Литмир - Электронная Библиотека
A
A

…Латинские буквы на табличках с названиями улиц, небольшие забегаловки с молчаливыми, будто ожидающими чего-то людьми. Их прозрачные взгляды, слепо-вежливые, ненавязчивые и вместе с тем глубокие, как холодная осенняя вода. Узкие улочки, узкие стрельчатые окна, группки людей, дисциплинированно стоящих у светофора на совершенно пустой улице, и извечная игра двоих, нежная девичья щека, вдруг краснеющая, когда глянешь на нее тайком среди засилья камней, сумрачных окон, под зонтиком, открываемым, когда в очередной раз моросил бессильный дождик и ущелья улиц, без того сырые, начинали парить, подергиваясь туманом, особенно уютно было в тесноте, в полуобнимку, — и так можно было ходить, ходить, говорить и все ждать каких-то слов или хотя бы намека на них, не замечая времени.

В конце концов, блуждая по улочкам, переулкам, мы забрели в тупик, в какой-то двор, похожий на колодец, где одиноко пылал факел молодого тополя, а в самом центре на бетонном основании стояли мусорные баки, доверху полные бумаг и картофельных очисток. Торцовые стены двух домов выходили в этот мешок узкими оконцами, а замыкался он третьей, глухой, сложенной из грубо тесанного камня. Поперек двора, примерно на высоте третьего этажа, на натянутых веревках болтались полотенца и простыни.

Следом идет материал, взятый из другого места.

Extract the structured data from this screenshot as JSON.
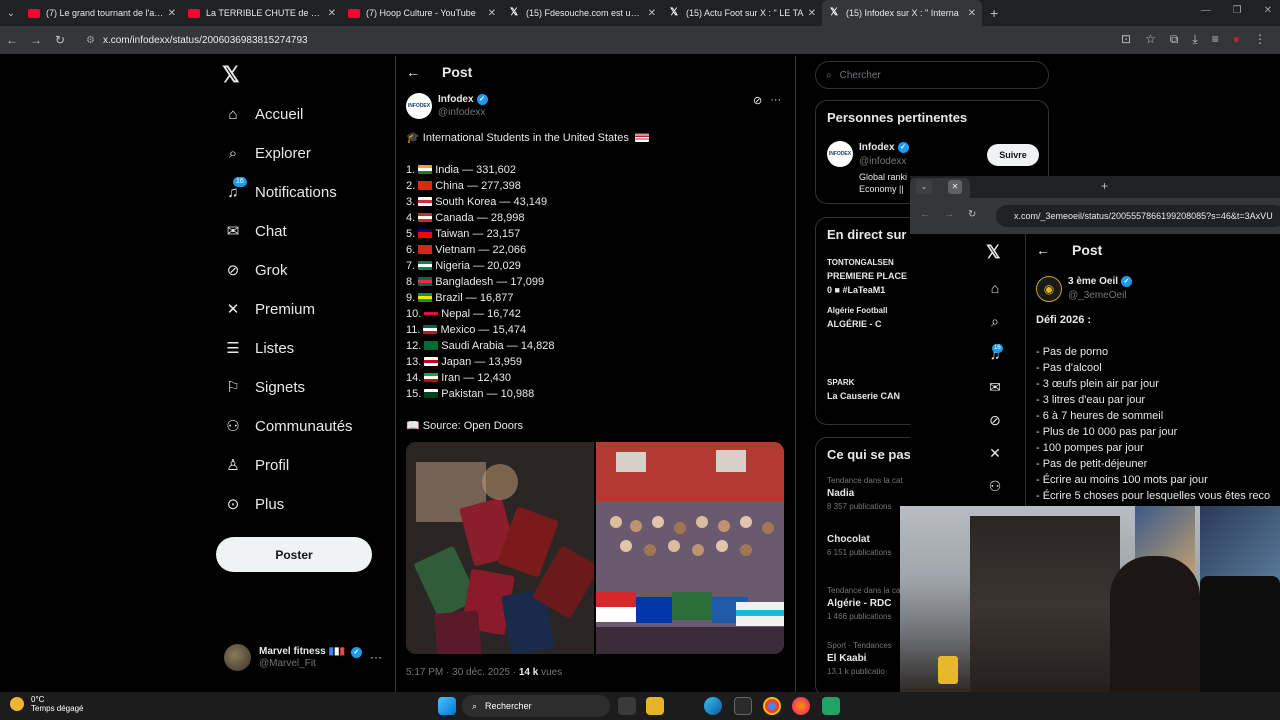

Девушка нетерпеливо оглядывалась, отыскивая хоть какую-нибудь достопримечательность, и хмурилась при виде этих заскорузлых баков. Она гордилась своим городом, хотела показать его приезжему с лучшей стороны, — а тут эти баки! Как раз только что мы говорили с ней ни много ни мало — о культуре. По специфическому поводу. В одной маленькой кафушке, куда мы зашли погреться, я спросил две чашки кофе, и девушка из-за стойки, сверкнув глазами, сказала: «Говорите по-латышски, вы в Риге, а не в Москве!» Я, честно говоря, был ошарашен. Но инцидент утрясся, моя спутница потом мне доказывала, что вот такой афронт — это следствие нашего русского бескультурья и хамства. Я никак не мог взять в толк, какое же тут хамство, — говорить на языке собственной матери. И пошел вязать свои нити полуразговор-полуспор о культуре, о национальном достоянии, и она была рада показать его, это достояние, а тут вот эти баки… Меня же они, наоборот, настроили на добродушный и миролюбивый лад. Вот пожалуйста — по всей стране! Какие они — русские, латышские, советские? И так везде. Везде пьют одни и те же напитки, спорят об одном и том же, везде хватает дураков, и чем свой дурак лучше чужого? Она, видимо, понимала, о чем я думаю, и легонько хмурилась, поджимая губы…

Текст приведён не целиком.